Gli Accordi di Abramo sono in espansione

Micol Flammini

Trump si prepara all’arrivo del principe ereditario saudita Bin Salman aggiungendo adesioni alle intese di normalizzazione con Israele. Il caso del Kazakistan

Il 18 novembre il principe ereditario saudita Mohammad bin Salman sarà a Washington a parlare di affari, tecnologia, Difesa, medio oriente. Il presidente americano Donald Trump vuole che l’Arabia Saudita sia impegnata e attiva nella realizzazione dell’accordo per il futuro di Gaza e vuole che questo impegno parta dall’adesione di Riad agli Accordi di Abramo. La preparazione al 18 novembre è lunga e preceduta da altri incontri. Il 10 sarà accolto alla Casa Bianca il nuovo presidente della Siria Ahmad al Sharaa, che ha in Riad un forte sponsor ed è stato proprio Bin Salman a organizzare l’incontro fra al Sharaa e Trump: “Mi piace questo ragazzo”, disse il presidente americano.

 

L’ingresso del siriano alla Casa Bianca farà la storia e per Trump è una parte importante per costruire l’incontro con Bin Salman.

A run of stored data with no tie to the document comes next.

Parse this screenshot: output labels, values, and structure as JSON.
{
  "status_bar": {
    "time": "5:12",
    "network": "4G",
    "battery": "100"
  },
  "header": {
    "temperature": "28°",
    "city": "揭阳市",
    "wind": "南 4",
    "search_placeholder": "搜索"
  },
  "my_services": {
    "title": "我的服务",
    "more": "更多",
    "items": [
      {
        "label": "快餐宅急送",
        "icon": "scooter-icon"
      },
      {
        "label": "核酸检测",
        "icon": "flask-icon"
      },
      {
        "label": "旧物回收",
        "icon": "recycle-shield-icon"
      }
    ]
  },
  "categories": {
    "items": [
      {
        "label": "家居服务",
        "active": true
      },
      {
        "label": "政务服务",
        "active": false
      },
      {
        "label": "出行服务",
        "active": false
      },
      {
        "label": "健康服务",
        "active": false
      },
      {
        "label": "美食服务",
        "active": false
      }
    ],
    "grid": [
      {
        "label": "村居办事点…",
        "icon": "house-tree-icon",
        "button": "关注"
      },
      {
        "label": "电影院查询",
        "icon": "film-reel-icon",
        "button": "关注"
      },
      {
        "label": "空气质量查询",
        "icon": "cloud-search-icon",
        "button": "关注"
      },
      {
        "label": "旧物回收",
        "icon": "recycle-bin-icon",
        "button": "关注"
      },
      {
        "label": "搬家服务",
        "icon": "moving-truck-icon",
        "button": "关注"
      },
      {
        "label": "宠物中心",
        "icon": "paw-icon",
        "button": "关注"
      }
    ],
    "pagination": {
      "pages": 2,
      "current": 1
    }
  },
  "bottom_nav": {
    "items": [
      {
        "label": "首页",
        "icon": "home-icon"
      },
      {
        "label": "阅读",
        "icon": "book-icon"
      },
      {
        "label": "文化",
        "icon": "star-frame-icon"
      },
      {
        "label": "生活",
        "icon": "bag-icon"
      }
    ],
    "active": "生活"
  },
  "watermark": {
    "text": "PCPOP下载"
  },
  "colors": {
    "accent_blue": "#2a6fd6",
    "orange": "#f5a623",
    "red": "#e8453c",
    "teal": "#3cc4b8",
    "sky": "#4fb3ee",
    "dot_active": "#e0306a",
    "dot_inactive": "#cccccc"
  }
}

Anche ieri il presidente americano ha tenuto un vertice che nel profondo voleva essere un messaggio all’Arabia saudita: ha visto i leader di cinque repubbliche dell’Asia centrale, fra cui Qassem Jomart Tokayev, presidente del Kazakistan. Era un incontro regionale per parlare di materie prime critiche e cooperazione, ma anche un vertice lontano dal medio oriente può essere un’occasione per il capo della Casa Bianca per parlare a Bin Salman. Gli Stati Uniti vogliono mostrare ai sauditi che gli Accordi di Abramo reggono e soprattutto attraggono. Il piano è ambizioso, Trump vorrebbe coinvolgere la Siria e il Libano, ma la strada è lunga: Israele ha molte cose da discutere con Damasco e ancora opera militarmente contro Hezbollah in Libano (ieri Tsahal ha colpito con una forza che non utilizzava da tempo le infrastrutture del gruppo filoiraniano).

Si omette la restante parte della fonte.